Asteroid Will Skim Earth Closer Than Moon On February 2: Will It Hit Planet?

An asteroid is set to zip past Earth next month at a range that's closer than the moon.

A near-Earth asteroid called 2020 SO, which was first observed last year, will make its closest approach to the planet on Feb. 2 at around 5:42 p.m. EST, according to NASA's Center for Near-Earth Object Studies (CNEOS) at the Jet Propulsion Laboratory in Pasadena, California.

The CNEOS' Close-Approach data table shows that asteroid 2020 SO will get as close as 140,000 miles (226,000 kilometers) from Earth — a distance that is much closer than the moon is to the planet — during its upcoming flyby.
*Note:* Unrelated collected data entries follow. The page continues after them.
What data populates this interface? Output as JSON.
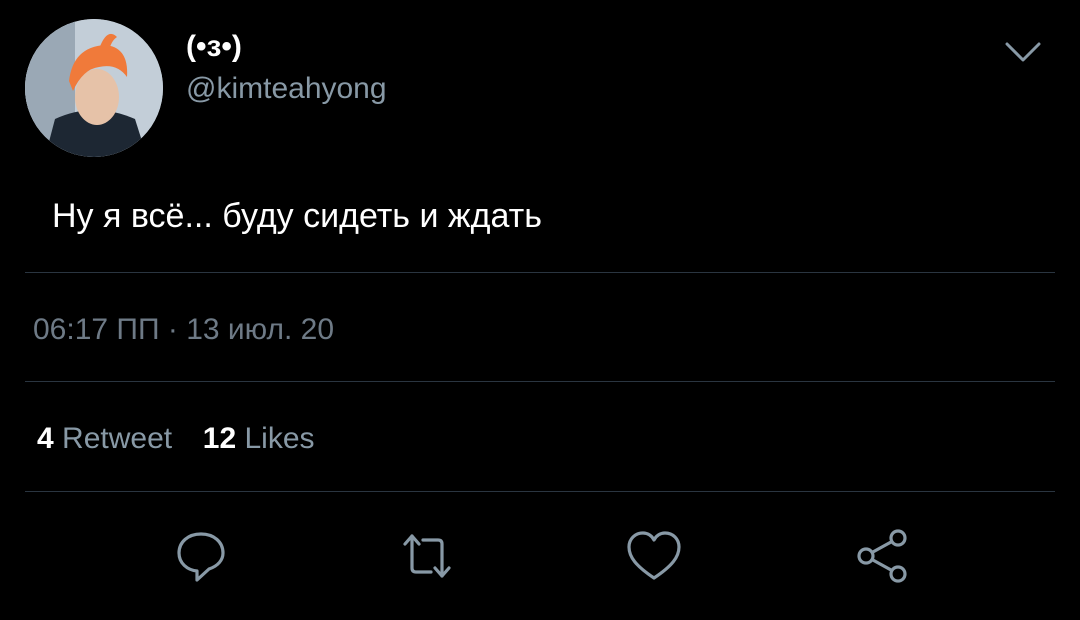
{
  "tweet": {
    "display_name": "(•з•)",
    "handle": "@kimteahyong",
    "text": "Ну я всё... буду сидеть и ждать",
    "timestamp": "06:17 ПП · 13 июл. 20"
  },
  "stats": {
    "retweets_count": "4",
    "retweets_label": "Retweet",
    "likes_count": "12",
    "likes_label": "Likes"
  },
  "icons": {
    "menu": "chevron-down-icon",
    "reply": "reply-icon",
    "retweet": "retweet-icon",
    "like": "heart-icon",
    "share": "share-icon"
  },
  "colors": {
    "background": "#000000",
    "primary_text": "#ffffff",
    "secondary_text": "#8899a6",
    "icon": "#8899a6",
    "divider": "#2a3540"
  }
}
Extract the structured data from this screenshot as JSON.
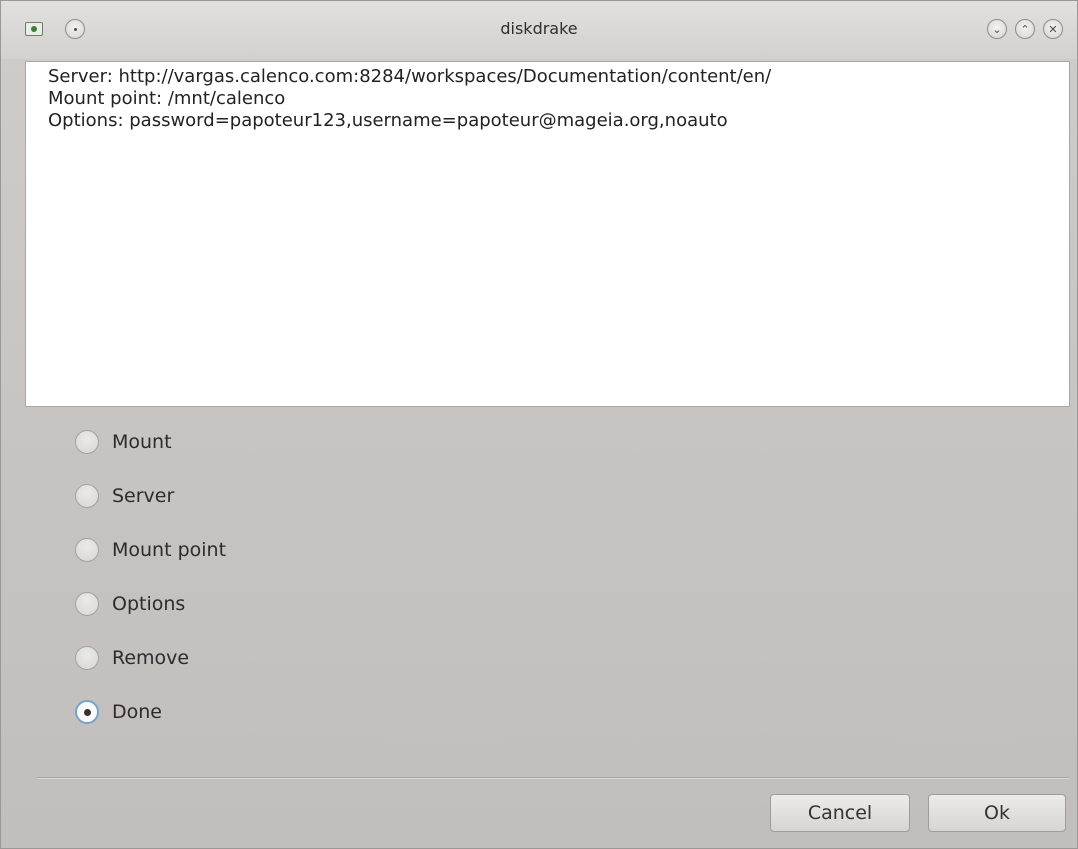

On average, the moon is about 239,000 miles (385,000 kilometers) from Earth.

The space rock will be traveling at an average speed of 4,000 miles per hour (6,400 kilometers per hour) when it passes by the planet in February, per CNEOS. 2020 SO is classified as an Apollo asteroid due to its Earth-crossing orbit.

Despite its close distance to Earth during its upcoming approach, the asteroid poses little threat to the planet.

According to CNEOS, asteroid 2020 SO has an estimated diameter of 39 feet (12 meters). This is about the same size as a standard telephone pole, which stands 36 feet (11 meters). This also makes the asteroid nearly as large as the Hollywood Sign in Los Angeles, whose letters are about 49 feet (15 meters) tall.

Space rocks smaller than 82 feet (25 meters) are not expected to cause any damage even if they collide with the planet, according to NASA. They are more likely to burn up as they enter the Earth's atmosphere and explode in the sky without causing an impact.

In 2017, researchers found that the Earth's atmosphere is a much better "shield" against meteoroids than initially believed, Science Daily reported. A paper published in the journal Meteoritics & Planetary Science revealed that the high-pressure air seeps into the "pores and cracks" of a meteor hurtling toward Earth, causing it to explode.

"There's a big gradient between high-pressure air in front of the meteor and the vacuum of air behind it," said Jay Melosh, a professor of Earth, Atmospheric and Planetary Sciences at Purdue University and co-author of the paper. "If the air can move through the passages in the meteorite, it can easily get inside and blow off pieces."